Это был стихотворный альбом, в котором (о, святой ужас и радость!) оказались вписаны стихи Анны Андреевны Ахматовой с ее правкой (наискосок), проставленными ее рукой датами и так далее.

Евгений Белодубровский

АХМАТОВСКИЕ ЗАМЕТКИ

  1. Подарок

Евгений Белодубровский5 марта 1966 года. Почему-то я хорошо помню этот день, хотя прошло более 40 лет, возраст целого поколения.

Накануне, я все утро думал — что подарить маме и двум моим знакомым барышням из Сайгона к женскому празднику. Доходы мои были скромные — но на книги бы вполне хватило, а на цветы — увы, не вполне! Барышням просто: можно Ильфа, а можно и Чуковского, а можно — и билеты на галерку в Акимовский театр.

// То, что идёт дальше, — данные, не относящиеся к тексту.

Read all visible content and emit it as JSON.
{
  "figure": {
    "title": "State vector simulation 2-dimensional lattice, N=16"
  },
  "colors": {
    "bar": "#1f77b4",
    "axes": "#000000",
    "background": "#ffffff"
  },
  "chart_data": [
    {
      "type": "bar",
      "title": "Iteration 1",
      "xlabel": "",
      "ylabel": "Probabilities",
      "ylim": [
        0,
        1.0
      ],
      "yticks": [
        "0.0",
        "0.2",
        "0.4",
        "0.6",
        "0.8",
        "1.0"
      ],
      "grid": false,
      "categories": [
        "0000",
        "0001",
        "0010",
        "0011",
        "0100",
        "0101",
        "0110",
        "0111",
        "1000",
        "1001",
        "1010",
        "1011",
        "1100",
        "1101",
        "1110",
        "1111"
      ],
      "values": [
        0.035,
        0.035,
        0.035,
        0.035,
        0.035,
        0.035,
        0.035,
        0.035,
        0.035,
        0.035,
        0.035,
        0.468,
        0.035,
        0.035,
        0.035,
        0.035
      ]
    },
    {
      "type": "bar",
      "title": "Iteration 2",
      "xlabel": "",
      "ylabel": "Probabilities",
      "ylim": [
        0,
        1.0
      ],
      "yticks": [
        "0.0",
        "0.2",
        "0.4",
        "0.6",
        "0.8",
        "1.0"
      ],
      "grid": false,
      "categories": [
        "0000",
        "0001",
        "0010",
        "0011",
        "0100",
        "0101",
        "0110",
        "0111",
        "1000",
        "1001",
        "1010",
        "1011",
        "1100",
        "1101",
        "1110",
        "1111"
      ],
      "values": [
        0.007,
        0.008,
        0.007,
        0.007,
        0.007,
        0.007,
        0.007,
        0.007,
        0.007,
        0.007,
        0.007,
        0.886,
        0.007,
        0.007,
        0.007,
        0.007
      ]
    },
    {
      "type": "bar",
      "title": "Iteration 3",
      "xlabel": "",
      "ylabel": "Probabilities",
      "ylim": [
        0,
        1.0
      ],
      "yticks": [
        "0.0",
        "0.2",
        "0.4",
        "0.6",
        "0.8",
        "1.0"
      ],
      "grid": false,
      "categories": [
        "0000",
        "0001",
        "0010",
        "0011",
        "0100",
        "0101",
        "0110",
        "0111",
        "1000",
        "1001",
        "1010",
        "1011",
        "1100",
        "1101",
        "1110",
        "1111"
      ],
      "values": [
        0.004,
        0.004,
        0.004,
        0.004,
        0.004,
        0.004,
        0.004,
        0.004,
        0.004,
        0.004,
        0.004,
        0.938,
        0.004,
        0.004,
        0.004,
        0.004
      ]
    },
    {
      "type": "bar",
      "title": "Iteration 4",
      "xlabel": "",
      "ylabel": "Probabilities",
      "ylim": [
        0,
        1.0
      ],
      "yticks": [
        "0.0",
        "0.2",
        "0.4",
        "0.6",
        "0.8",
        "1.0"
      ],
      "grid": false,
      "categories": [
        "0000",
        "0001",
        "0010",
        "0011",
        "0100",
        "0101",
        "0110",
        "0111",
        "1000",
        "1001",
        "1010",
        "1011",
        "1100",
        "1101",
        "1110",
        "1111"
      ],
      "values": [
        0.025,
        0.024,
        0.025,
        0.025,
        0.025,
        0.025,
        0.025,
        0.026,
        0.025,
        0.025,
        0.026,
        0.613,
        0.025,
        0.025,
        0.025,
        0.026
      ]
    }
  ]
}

А вот с мамой всегда проблема. Ей только книгу, и только — с т а р у ю. К примеру, в прошлом году я преподнес маме на восьмое марта «Княжну Джаваху» Лидии Чарской, в позапрошлом — сборничек стихов Семена Надсона, а ещё раньше — «Гранатовый браслет» Куприна в старой орфографии. И, как правило, все эти книги я добывал в Отделе старой книги в нашем «Доме книги» на Невском. Кто помнит — этот отдел находился в самом дальнем зале Дома книги на первом этаже по левой стороне, такой аппендикс, и где всегда днями толпился библиофильский народец (и я тоже, хотя никаким таким библиофилом не был, но разговоры о книгах любил и кое-что о книгах и о писателях занимательного — знал). Вдоль длинного высокого прилавка туда-сюда носился (вернее — священнодействовал!) совершенно прямой, худощавый высокий человек, с длиннющей шеей, сединой и тихим голосом. Не просто «продавец», а подлинный ленинградский интеллигент. По имени, кажется, Наумов, Сергей Анатольевич. С совершенным (и я бы сказал — благодарным) неравнодушием откликался он на каждую просьбу покупателей, знатоков и просто зевак, бережно выносил требуемую книгу на прилавок, подробно рассказывая и о самой книге, и об авторе. И всякое такое. Эти рассказы мне особенно нравились.

В особом месте витрины он выставлял новинки.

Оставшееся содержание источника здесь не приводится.